The load 3 is non-linear. The impedance (almost open) becomes very large through the diode D.sub.M with respect to the reverse voltage (normal-direction voltage). On the other hand, the impedance becomes large before a certain constant voltage (zener voltage of Z.sub.DM) is exceeded with respect to the positive voltage (negative direction voltage). The impedance becomes small when this voltage is exceeded. The magnetron is such a load as described hereinabove. The characteristics are shown in FIG. 3.
In FIG. 2(a), the load conducts when the voltage V.sub.AK of the load 3 is -4 KV. If the voltage on the primary side rises because of the low impedance, approximately -4 KV is retained. Also, at this time, the load current IA flows.
When the reverse voltage is applied, the load becomes very high in impedance. Thus, such a voltage as shown in FIG. 2(a) is caused through the connection with the capacitor CH4 for the bypass use of the reverse bias. The voltage is approximately 10 KV. It may be somewhat smaller by the larger capacitor CH4. The charging current into the capacitor CH4 increases correspondingly. The copper loss caused in the winding of the transformer becomes large, with the temperature rise is caused through the heating. In approximately optimum capacitor capacity, the reverse voltage becomes approximately 10 KV.

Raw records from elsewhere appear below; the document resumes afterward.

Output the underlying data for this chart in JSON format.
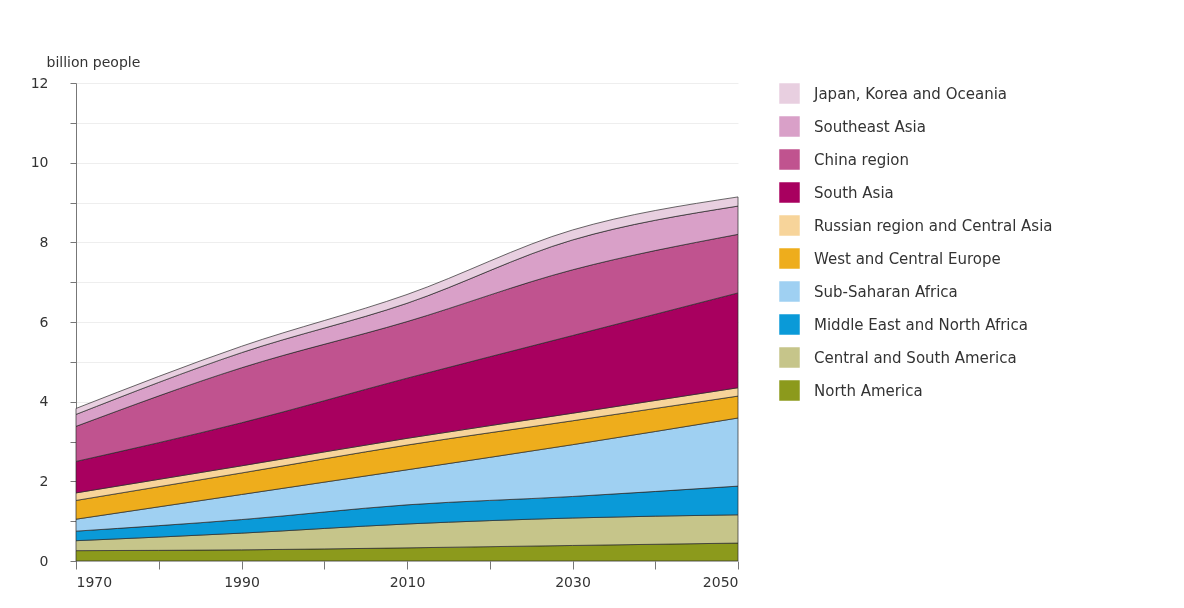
{
  "chart_data": {
    "type": "area",
    "stacked": true,
    "ylabel": "billion people",
    "x": [
      1970,
      1990,
      2010,
      2030,
      2050
    ],
    "xlim": [
      1970,
      2050
    ],
    "xticks": [
      1970,
      {
        "value": 1980,
        "label": null
      },
      1990,
      {
        "value": 2000,
        "label": null
      },
      2010,
      {
        "value": 2020,
        "label": null
      },
      2030,
      {
        "value": 2040,
        "label": null
      },
      2050
    ],
    "ylim": [
      0,
      12
    ],
    "yticks": [
      0,
      {
        "value": 1,
        "label": null
      },
      2,
      {
        "value": 3,
        "label": null
      },
      4,
      {
        "value": 5,
        "label": null
      },
      6,
      {
        "value": 7,
        "label": null
      },
      8,
      {
        "value": 9,
        "label": null
      },
      10,
      {
        "value": 11,
        "label": null
      },
      12
    ],
    "grid": "y",
    "legend": "right",
    "series": [
      {
        "name": "North America",
        "color": "#8c9a1c",
        "values": [
          0.26,
          0.28,
          0.33,
          0.39,
          0.45
        ]
      },
      {
        "name": "Central and South America",
        "color": "#c6c58a",
        "values": [
          0.25,
          0.42,
          0.6,
          0.69,
          0.71
        ]
      },
      {
        "name": "Middle East and North Africa",
        "color": "#0a9ad8",
        "values": [
          0.24,
          0.34,
          0.48,
          0.54,
          0.72
        ]
      },
      {
        "name": "Sub-Saharan Africa",
        "color": "#9fd0f2",
        "values": [
          0.3,
          0.63,
          0.88,
          1.3,
          1.71
        ]
      },
      {
        "name": "West and Central Europe",
        "color": "#eead1c",
        "values": [
          0.47,
          0.54,
          0.62,
          0.6,
          0.55
        ]
      },
      {
        "name": "Russian region and Central Asia",
        "color": "#f7d49a",
        "values": [
          0.19,
          0.18,
          0.17,
          0.19,
          0.21
        ]
      },
      {
        "name": "South Asia",
        "color": "#a8005f",
        "values": [
          0.79,
          1.08,
          1.51,
          1.95,
          2.38
        ]
      },
      {
        "name": "China region",
        "color": "#c0538f",
        "values": [
          0.88,
          1.38,
          1.42,
          1.65,
          1.47
        ]
      },
      {
        "name": "Southeast Asia",
        "color": "#d9a0c8",
        "values": [
          0.3,
          0.38,
          0.46,
          0.75,
          0.71
        ]
      },
      {
        "name": "Japan, Korea and Oceania",
        "color": "#e8cfe0",
        "values": [
          0.15,
          0.16,
          0.22,
          0.25,
          0.23
        ]
      }
    ]
  }
}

In such a power feeding apparatus, the voltage V.sub.AK of approximately 10 KV is applied, so that the insulation failure of the corona discharge, the arc discharge or the like is caused from between both the terminals of the load 3 to destroy the apparatus. As this voltage is made smaller, it is lowered somewhat by the larger size of the capacitor CH4 for bypass use of the reverse bias. The charging current of the capacitor becomes larger correspondingly. The copper loss of the transformer 2 increases to perform the heating operation so that the transformer fails because of the insulating destruction. It is very difficult to prevent the corona discharge or the arc discharge through the lowered voltage V.sub.AK like this.